And so Jeffrey ventures into the employee area once the store closes for the night, and finds the security system manual and puts a stop to the stores CCTV cameras from recording. He kits out a hiding place in a hollow wall behind a bicycle display using whatever he can find from the stores shelves to make himself a mattress and a chair. Concealing himself, sleeping, watching and listening in on the remote baby monitoring system to track the staff he has set up during the day, and roaming the empty store at night.
Helping himself to clothes from the donation bin and other merchandise, he survives on Peanut M&M's and baby food. When Mitch (Peter Dinklage), the store's manager, is unwilling to accommodate his employee Leigh's (Kirsten Dunst) schedule as a single mother, so Jeffrey accesses Mitch's computer to change Leigh's shifts himself, by viewing Mitch's log in and password through his hidden cameras.
Jeffrey steals toys to donate to the toy drive Leigh has organised at her church, and when he is pressed to enter the church by another member of the congregation he claims to be a visiting New Yorker named John Zorn and is introduced to Leigh. He pawns stolen video games to pay for dental work after living on a diet of peanut M&M's. He later evades questions at a church singles lunch event by telling Leigh and the other gathered women that he is an undercover government agent. Leigh asks 'John' on a date, and they begin a relationship. Missing his own children, Jeffrey makes a concerted effort to bond with Leigh's daughters Lindsay (Lily Collias) and Dee (Kennedy Moyer), but is unable to persuade Leigh to start a new life together some place else.
Early one morning while washing himself at the store, a naked and soap covered Jeffrey is interrupted by Mitch who comes into work much earlier than usual. Jeffrey quickly retreats to his hideout, while Mitch frightened bolts to the relative safety of his office, leaving Police to believe a homeless man snuck in and then fled through a fire escape. Later Lindsay and Leigh get into a heated argument, as she lashes out at her mother. Jeffrey buys a used car to teach her to drive and gain some independence and takes the family on a reckless test drive, with the used car salesman (Jimmy O.Yang) sat in the passenger seat nearly crapping himself over Jeffrey's high speed driving antics.
Steve returns after months overseas, and agrees to help Jeffrey escape the country under a new identity for US$50K. Steve's partner Michelle (Juno Temple) aids the process by co-ordinating a hair piece for disguise purposes to help him clear customs. Desperate, Jeffrey botches a break-in at the pawn shop to steal a gun, and burns down his dentist's office to cover his tracks for fear of being identified through his dental records.

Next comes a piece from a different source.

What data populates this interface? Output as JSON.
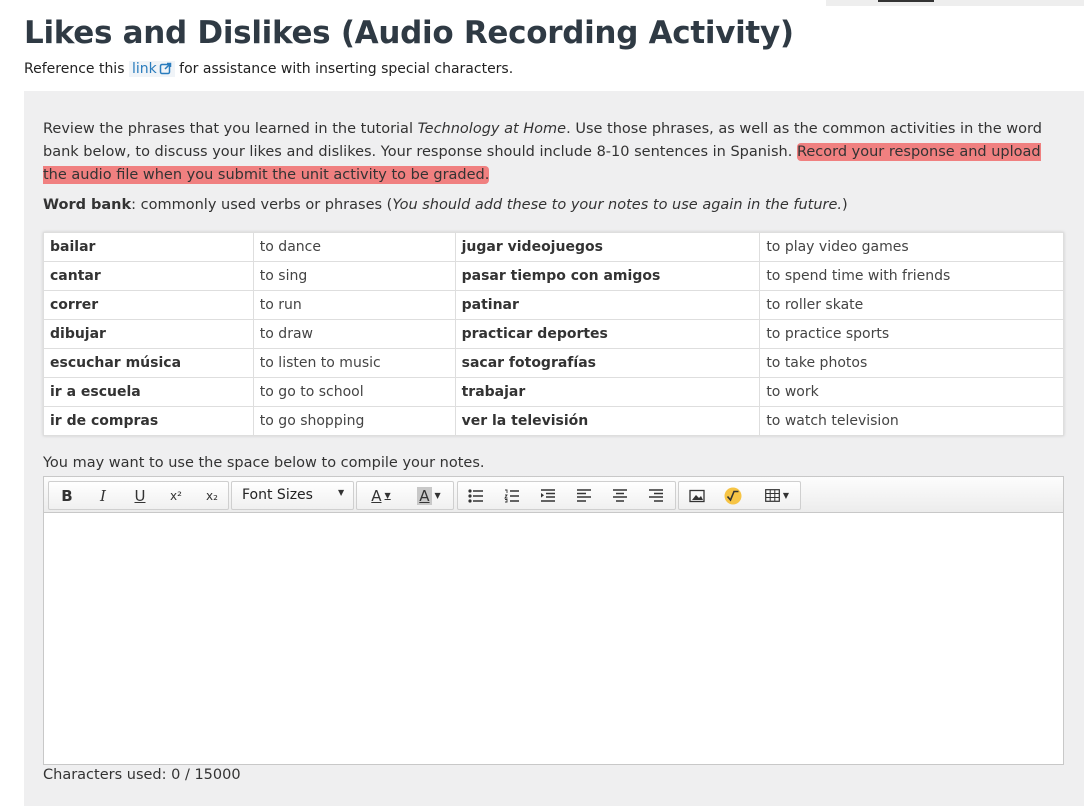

At a team meeting held by Mitch just before the onset of the busiest time of the year, Christmas, he informs his team that all hours as rostered must be worked, no exceptions, and that he expects 110% commitment from every team member to achieve the stores sales goals. Jeffrey then once again adjusts Leigh's schedule to keep her away from the store until 10:30am on the day that Jeffrey holds the Toys 'R' Us staff at gunpoint and pistol-whips an armoured car guard knocking him unconscious. However, Leigh arrives early while he is calling for an ambulance. She recognises the masked Jeffrey, who flees with the store's cash before the Police arrive, who upon investigating the store premises discover his hideout. Jeffrey pays Steve for his fake documents and leaves for the airport, but receives a call from Leigh while en route. Unwilling to abandon her, he arrives at her apartment at their designated time of 5:00pm clutching helium filled festive balloons and gifts, but it turns out to be a trap by the Police after Leigh gave him up. He is taken into custody and receives an additional forty-year sentence.
I enjoyed 'Roofman' - up to a point. This film is part RomCom, part drama and part thriller, and is ably held together by two on point performances by a likeable rogue thief in Channing Tatum, and his trusting but ultimately betrayed girlfriend Kirsten Dunst. It has heart, humour, emotion and tension and Director Derek Cianfrance knows how to weave these elements in to a neat and tidy unoffensive package, but at a run time of 126 minutes the film for me outstayed its welcome by twenty minutes and I felt it dragging at the midpoint. That said this is a crowd pleaser of a film that demonstrates that life is stranger than fiction but I would have liked to have seen more of Manchester's roofman exploits and a little less of his Toys 'R' Us squat.
'Roofman' merits three claps of the Odeon Online clapperboard from a possible five claps.